Napier remained Technical Director and, while he completed the development and initial sales of the Cirrus Minor and its larger stablemate the Cirrus Major, Blackburn kept Cirrus Hermes Engineering as a separate company (though without the hyphen in its name).

Although completely new designs, they were of generally similar layout to the previous inverted engines, being air-cooled inverted four-cylinder inline designs. Like the others the Minor had a robust steel five-bearing crankshaft, but unlike them the long studs bolting the cylinder heads to the crank housing were replaced by short studs and flanges at each end of the cylinder barrels. Light alloy was used for the cylinder heads and con rods, while the valve gear was adopted with little change from the Hermes IV. The Claudel-Hobson down-draught carburetter featured independent altitude control, and the dual-redundant magnetos were of B.T.H. S.G.4/2 type.

The Cirrus Minor was introduced in 1935. Two years later, Cirrus Hermes Engineering lost its identity as a separate company and was adopted as an operating division of its parent company, which by then had become Blackburn Aircraft.

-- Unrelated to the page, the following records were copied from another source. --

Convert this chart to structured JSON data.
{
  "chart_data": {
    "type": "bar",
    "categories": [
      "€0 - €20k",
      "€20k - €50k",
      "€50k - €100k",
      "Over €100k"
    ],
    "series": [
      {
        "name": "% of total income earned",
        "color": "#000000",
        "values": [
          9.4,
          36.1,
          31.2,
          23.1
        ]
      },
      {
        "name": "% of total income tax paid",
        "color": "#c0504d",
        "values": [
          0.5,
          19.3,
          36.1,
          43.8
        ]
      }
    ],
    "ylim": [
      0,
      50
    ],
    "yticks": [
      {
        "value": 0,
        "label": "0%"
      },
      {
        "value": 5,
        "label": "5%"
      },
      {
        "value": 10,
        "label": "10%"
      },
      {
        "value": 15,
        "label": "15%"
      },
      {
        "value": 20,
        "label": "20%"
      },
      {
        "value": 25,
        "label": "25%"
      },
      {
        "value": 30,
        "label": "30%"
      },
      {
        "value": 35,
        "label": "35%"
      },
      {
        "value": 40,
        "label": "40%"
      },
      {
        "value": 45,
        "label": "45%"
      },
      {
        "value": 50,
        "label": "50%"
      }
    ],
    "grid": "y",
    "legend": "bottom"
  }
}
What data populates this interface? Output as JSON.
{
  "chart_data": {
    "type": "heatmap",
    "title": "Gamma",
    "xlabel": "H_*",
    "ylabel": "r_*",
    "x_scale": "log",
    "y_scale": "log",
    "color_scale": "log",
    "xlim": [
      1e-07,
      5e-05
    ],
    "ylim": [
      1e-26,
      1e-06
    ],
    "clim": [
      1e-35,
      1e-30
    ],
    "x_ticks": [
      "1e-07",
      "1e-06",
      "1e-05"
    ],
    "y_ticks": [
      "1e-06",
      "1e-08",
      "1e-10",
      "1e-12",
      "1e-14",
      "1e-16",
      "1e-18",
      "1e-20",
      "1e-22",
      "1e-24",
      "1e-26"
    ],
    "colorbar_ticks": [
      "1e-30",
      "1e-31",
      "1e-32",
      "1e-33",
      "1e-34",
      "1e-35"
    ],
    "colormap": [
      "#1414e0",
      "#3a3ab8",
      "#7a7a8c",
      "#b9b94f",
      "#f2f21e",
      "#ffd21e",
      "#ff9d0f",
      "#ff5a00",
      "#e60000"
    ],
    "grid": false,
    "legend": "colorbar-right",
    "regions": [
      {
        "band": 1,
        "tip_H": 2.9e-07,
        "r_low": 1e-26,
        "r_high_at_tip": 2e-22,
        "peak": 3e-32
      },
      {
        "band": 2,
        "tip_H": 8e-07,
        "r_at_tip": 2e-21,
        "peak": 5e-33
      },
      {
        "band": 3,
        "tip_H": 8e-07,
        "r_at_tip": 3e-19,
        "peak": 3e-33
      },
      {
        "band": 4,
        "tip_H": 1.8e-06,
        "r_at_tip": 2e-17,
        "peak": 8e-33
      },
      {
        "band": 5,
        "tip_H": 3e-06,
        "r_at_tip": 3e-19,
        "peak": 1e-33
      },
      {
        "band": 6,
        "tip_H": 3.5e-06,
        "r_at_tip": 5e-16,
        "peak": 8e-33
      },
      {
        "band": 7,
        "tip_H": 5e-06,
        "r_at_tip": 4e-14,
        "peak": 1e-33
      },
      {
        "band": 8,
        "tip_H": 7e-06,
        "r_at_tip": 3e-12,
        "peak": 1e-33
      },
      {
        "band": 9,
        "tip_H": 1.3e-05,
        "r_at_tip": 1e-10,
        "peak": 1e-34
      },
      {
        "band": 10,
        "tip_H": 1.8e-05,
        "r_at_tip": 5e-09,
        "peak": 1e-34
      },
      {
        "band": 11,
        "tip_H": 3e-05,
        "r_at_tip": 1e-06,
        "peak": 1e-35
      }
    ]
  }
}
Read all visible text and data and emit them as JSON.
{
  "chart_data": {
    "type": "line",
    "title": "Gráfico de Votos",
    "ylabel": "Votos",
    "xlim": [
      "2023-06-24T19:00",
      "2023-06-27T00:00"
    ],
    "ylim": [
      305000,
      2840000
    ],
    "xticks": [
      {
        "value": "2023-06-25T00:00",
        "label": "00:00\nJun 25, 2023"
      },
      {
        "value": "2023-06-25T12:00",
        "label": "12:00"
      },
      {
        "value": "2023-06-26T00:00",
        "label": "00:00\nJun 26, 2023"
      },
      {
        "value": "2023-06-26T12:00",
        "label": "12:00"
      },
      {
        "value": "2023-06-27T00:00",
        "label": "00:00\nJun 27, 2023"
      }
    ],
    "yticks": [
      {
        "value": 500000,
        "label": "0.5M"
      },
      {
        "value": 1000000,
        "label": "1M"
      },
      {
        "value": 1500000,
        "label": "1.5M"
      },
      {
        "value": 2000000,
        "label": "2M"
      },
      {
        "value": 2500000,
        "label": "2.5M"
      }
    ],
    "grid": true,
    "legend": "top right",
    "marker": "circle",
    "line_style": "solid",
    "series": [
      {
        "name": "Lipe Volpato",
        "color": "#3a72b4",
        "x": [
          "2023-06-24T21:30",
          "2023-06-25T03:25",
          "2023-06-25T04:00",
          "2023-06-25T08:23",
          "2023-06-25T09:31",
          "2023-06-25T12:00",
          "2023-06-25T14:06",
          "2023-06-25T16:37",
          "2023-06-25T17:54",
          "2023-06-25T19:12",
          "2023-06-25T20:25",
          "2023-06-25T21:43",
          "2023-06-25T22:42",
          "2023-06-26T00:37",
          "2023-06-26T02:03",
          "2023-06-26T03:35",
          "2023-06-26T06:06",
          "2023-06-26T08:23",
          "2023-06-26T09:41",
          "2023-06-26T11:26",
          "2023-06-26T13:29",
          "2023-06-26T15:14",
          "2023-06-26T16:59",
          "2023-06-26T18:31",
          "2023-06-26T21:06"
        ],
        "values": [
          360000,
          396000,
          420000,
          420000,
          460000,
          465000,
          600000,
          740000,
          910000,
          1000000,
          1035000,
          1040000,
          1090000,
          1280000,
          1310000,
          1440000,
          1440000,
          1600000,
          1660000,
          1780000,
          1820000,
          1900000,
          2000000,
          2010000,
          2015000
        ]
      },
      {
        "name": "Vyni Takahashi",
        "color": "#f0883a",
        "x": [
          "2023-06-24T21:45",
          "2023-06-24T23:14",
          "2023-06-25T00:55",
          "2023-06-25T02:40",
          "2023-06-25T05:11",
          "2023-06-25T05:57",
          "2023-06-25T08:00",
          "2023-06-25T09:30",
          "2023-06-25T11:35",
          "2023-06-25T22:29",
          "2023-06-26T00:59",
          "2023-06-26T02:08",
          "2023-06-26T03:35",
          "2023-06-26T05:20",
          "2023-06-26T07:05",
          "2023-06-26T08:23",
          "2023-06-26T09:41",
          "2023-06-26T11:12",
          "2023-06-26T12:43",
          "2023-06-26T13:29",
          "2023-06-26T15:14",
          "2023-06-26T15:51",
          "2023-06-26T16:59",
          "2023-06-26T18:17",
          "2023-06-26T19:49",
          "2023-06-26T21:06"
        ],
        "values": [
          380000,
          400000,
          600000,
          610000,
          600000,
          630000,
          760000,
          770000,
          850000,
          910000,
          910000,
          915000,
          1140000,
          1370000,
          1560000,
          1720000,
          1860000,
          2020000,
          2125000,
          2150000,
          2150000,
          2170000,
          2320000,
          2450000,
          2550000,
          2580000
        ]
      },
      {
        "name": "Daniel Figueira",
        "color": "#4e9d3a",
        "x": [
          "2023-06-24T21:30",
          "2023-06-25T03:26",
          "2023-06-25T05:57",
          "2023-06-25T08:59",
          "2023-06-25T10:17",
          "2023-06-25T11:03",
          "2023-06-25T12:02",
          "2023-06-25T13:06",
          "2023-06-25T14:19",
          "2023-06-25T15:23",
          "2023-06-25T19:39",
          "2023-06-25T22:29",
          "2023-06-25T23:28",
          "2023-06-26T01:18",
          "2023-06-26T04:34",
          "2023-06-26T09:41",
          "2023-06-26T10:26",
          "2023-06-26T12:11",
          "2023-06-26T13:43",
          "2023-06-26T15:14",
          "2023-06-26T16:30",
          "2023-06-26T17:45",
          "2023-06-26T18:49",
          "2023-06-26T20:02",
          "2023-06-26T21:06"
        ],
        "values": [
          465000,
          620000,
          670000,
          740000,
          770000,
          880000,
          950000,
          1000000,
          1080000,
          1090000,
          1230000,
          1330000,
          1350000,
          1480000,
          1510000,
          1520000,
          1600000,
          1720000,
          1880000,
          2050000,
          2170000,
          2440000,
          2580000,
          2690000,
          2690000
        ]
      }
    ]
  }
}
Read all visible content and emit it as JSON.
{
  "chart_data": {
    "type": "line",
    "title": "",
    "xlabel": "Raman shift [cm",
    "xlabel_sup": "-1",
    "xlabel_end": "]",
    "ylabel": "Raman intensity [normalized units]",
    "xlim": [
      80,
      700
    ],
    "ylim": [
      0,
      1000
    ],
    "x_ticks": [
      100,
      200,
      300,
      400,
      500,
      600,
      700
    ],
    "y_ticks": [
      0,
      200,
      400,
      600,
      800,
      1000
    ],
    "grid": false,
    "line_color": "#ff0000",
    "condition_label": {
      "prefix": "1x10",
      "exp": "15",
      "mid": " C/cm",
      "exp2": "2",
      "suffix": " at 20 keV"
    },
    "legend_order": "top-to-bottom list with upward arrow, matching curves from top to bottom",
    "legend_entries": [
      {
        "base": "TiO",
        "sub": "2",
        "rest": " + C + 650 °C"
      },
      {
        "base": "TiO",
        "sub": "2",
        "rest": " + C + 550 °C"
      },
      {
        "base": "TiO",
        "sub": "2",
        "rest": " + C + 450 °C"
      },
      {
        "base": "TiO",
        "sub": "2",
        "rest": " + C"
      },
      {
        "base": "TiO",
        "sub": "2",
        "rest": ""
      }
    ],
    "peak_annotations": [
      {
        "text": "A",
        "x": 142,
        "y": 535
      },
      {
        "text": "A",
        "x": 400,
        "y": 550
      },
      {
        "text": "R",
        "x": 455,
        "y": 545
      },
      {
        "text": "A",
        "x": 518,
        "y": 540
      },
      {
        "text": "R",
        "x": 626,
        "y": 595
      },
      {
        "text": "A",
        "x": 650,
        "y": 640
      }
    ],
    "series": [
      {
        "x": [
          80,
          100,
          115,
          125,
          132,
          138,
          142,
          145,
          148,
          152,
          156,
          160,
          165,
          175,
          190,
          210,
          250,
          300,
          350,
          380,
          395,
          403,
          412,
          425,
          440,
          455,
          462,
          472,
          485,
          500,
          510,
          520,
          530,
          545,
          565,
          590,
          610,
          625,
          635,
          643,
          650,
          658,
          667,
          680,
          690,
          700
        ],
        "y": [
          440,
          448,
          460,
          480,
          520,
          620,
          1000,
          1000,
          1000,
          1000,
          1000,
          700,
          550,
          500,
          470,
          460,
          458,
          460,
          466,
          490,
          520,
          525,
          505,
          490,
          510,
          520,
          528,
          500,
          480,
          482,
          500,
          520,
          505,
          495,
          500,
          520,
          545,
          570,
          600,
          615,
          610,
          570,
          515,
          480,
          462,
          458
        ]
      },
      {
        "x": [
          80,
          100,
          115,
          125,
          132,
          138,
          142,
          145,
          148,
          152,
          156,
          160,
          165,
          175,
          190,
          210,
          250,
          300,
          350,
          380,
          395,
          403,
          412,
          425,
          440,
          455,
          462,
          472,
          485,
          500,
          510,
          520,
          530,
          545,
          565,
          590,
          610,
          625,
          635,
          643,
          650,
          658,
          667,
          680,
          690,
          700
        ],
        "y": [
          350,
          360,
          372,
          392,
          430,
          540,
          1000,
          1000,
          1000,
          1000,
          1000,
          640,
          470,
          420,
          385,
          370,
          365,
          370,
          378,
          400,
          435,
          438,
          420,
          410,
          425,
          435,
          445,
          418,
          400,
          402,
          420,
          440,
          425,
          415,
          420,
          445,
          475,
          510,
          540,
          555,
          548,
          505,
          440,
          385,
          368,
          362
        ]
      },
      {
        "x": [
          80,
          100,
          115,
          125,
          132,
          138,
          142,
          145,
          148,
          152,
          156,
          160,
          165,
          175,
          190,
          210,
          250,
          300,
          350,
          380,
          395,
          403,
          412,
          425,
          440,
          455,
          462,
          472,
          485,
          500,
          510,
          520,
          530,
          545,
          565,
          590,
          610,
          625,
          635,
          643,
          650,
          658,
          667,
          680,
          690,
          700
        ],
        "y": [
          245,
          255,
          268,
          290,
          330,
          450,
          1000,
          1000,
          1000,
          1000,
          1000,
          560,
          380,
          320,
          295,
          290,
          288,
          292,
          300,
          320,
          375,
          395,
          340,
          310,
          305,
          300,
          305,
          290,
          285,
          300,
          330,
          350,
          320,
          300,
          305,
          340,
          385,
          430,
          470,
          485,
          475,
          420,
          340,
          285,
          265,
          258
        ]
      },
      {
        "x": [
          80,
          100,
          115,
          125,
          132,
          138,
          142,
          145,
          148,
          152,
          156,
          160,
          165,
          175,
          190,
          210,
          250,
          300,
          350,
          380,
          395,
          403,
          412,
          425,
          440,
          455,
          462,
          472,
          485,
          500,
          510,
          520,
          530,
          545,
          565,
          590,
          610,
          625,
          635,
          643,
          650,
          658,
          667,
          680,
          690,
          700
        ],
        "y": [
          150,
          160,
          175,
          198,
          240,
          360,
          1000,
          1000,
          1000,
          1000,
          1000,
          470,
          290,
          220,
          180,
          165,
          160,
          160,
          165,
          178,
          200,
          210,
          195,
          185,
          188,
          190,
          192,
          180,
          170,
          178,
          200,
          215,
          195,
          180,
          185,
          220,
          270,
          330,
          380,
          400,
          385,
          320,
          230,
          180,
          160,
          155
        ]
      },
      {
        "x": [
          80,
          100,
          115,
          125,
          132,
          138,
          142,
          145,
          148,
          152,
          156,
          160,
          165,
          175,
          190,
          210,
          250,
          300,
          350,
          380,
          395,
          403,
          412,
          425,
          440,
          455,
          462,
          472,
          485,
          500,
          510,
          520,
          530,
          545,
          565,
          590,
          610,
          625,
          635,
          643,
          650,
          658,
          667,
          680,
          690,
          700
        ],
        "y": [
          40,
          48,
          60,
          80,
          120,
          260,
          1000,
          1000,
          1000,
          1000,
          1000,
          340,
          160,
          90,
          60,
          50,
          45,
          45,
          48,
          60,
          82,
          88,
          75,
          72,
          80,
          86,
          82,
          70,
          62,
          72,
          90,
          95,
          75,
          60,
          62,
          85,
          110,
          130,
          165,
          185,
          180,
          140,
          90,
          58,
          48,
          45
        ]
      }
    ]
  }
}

The Minor was known for excellent reliability, and had a major "win" when it was selected to power the RAF's Taylorcraft Auster observation aircraft. The RAF's version had several modifications, known as the Series I. Although externally identical, the Series II engine was redesigned to operate on 77 octane fuel, as opposed to the original's 70, increasing power to 100 hp (75 kW).

==Applications==

- Arpin A-1 Mk.2
- Auster J-1 Autocrat
- Auster J-4
- British Aircraft Swallow
- Deekay Knight
- Elliotts of Newbury Eon
- General Aircraft Cagnet
- Hillson Helvellyn
- Marendaz Trainer
- Miles M.68
- Miles Gemini
- Mulot AM-20
- RWD 21
- SAI KZ III
- Taylorcraft Auster I
- Taylorcraft Plus C2
- Taylorcraft Plus D
- VEF I-12

==Engines on display==
- A preserved Blackburn Cirrus Minor II is on public display at the Royal Air Force Museum Cosford.